I took pictures and meant to post about last December's 18-inch-deep blizzard, but never got around to it. Then, a couple of days ago, we got 33 inches in 24 hours or so. On Thursday night, the library looked like Grand Central Station (or, to use my mother's inimitable expression about the grocery store just before the December storm, like the Post Office on April 15th). Friday afternoon was when the storm was scheduled to begin; I got home around noon-ish, feeling like it was Christmas or something. On Saturday afternoon, I finally got around to taking a few pictures:
The above is our "deck;" it's more like a balcony, and often we keep plants on it. In the summer, for instance. For your information, there are no plants on it in this picture; the snow really is up to the railings like that. Here, you can see it better in this one (those plant silhouettes are from plants on the inside of the building):
I wasn't sure if you could get the idea just from the pictures of the back, so I took a couple of pictures out the front door:
This really doesn't give you a good idea at all of how deep it is on the cars, but a photographer with a nearly-full card can only do so much. Now that I've uploaded these, I can take some more. That snow bank at the back of the parking lot, below the fir tree, is approximately as high as an SUV. No, come to think of it, actually a little higher.
I really do love the snow. Can't tell you why, other than that when I was a little girl in Idaho, I loved walking through the snow that was as deep as my thighs (remember, I was short-- also, it snowed more then) and I still kind of miss it. I especially love how bright it is.

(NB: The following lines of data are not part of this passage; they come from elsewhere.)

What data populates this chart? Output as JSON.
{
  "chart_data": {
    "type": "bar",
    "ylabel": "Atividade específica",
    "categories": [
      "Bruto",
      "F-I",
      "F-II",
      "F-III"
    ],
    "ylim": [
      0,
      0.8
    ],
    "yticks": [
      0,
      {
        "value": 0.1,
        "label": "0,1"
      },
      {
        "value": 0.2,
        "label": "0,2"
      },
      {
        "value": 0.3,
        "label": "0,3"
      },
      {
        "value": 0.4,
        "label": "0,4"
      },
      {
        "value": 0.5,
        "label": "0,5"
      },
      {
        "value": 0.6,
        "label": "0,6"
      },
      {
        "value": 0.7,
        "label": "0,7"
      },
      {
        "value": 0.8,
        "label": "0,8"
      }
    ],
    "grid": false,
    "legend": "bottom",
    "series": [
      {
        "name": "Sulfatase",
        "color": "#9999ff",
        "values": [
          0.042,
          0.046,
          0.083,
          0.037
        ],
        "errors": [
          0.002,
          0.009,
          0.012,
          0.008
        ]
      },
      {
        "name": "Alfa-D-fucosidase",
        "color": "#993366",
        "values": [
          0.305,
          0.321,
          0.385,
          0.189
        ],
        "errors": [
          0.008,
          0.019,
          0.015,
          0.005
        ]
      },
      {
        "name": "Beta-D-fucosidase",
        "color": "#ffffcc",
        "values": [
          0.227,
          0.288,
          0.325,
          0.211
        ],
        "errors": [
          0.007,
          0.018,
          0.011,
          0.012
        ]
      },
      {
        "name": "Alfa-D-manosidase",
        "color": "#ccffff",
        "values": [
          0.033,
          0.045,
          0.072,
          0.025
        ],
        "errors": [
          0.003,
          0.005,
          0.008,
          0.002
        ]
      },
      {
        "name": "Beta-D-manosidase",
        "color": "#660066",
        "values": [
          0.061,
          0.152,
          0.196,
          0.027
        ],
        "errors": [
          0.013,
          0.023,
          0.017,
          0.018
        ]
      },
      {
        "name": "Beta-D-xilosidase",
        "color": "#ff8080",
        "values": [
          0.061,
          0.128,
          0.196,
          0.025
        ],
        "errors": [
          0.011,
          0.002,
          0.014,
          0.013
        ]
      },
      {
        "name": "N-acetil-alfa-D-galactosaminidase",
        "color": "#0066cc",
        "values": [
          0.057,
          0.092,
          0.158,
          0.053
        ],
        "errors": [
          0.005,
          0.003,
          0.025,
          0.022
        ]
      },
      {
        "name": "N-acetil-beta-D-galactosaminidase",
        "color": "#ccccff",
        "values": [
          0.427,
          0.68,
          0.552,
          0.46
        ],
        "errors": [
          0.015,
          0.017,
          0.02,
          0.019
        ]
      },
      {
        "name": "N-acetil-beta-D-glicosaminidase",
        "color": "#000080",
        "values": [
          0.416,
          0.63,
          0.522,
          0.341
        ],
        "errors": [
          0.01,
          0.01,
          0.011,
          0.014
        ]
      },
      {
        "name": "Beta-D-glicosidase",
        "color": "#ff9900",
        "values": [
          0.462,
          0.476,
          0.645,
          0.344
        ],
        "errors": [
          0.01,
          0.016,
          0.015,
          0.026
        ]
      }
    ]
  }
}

We did have a bit of drama when my sister got sick on Saturday night and couldn't really talk and Mom got super-worried and called an ambulance (because, we were clearly NOT going to be able to just drive her to the doctor's office); she is fine now, but quite tired, and no, we have no idea what was wrong. She was going to go to her regular doctor's office today, to get checked out, but-- surprise!-- they're closed. As is the Federal Government, which means that she doesn't have to take sick leave, being sick. Blessings abound! Also, since the ambulance came with a snow-plough in tow, we have one of the few ploughed streets in the area. Which is nice. And also means that several of the folks who live down the hill from us, whose road hasn't been ploughed, chose to park in our lot rather than risk going down hill again. That's why we had SUVs randomly sitting next to the snowbank, next to the fir tree, handily giving me a basis for comparison so that I can impress you all with how deep the snow REALLY is. (Oh, and to answer the question I'm sure you will ask: Ivy is hoping to go to the doctor's office tomorrow. She has announced that, snow day or not, she isn't going back to work until she's been checked out. Most sensible of her, I say.)
Also, tomorrow we are getting another light storm, originally predicted to be 6 inches-- now they're saying 8. Ivy (my sister) and I are kind of thinking that it's possible we'll get another snow day. No telling for sure.
Now I must needs get down and help Dad again. Because of the ambulance emergency, we do have one car dug out, and (more blessings!) Mom already left for a work trip and Dad is going out to Utah for a family thing tomorrow, which means (this is the blessing part) we don't really need that much in terms of car-age. Still, it would be nice if Ivy and I didn't have to coordinate to try to get us both to and from work and, for me, school, so Dad and I are trying to get Mom's car out. Dad decided to just gamble and try to drive it over the snow which hadn't been removed yet. He lost. We're now trying to dig out under the car. Also, Ivy suggested that I might walk to the grocery store for more peanut butter chips (being good Mormons-- meaning, in this instance, that we keep enough food stored to last several months-- that's the only thing we don't have on hand for a Perfectly Delightful Winter Storm Snow-in). Wish me luck.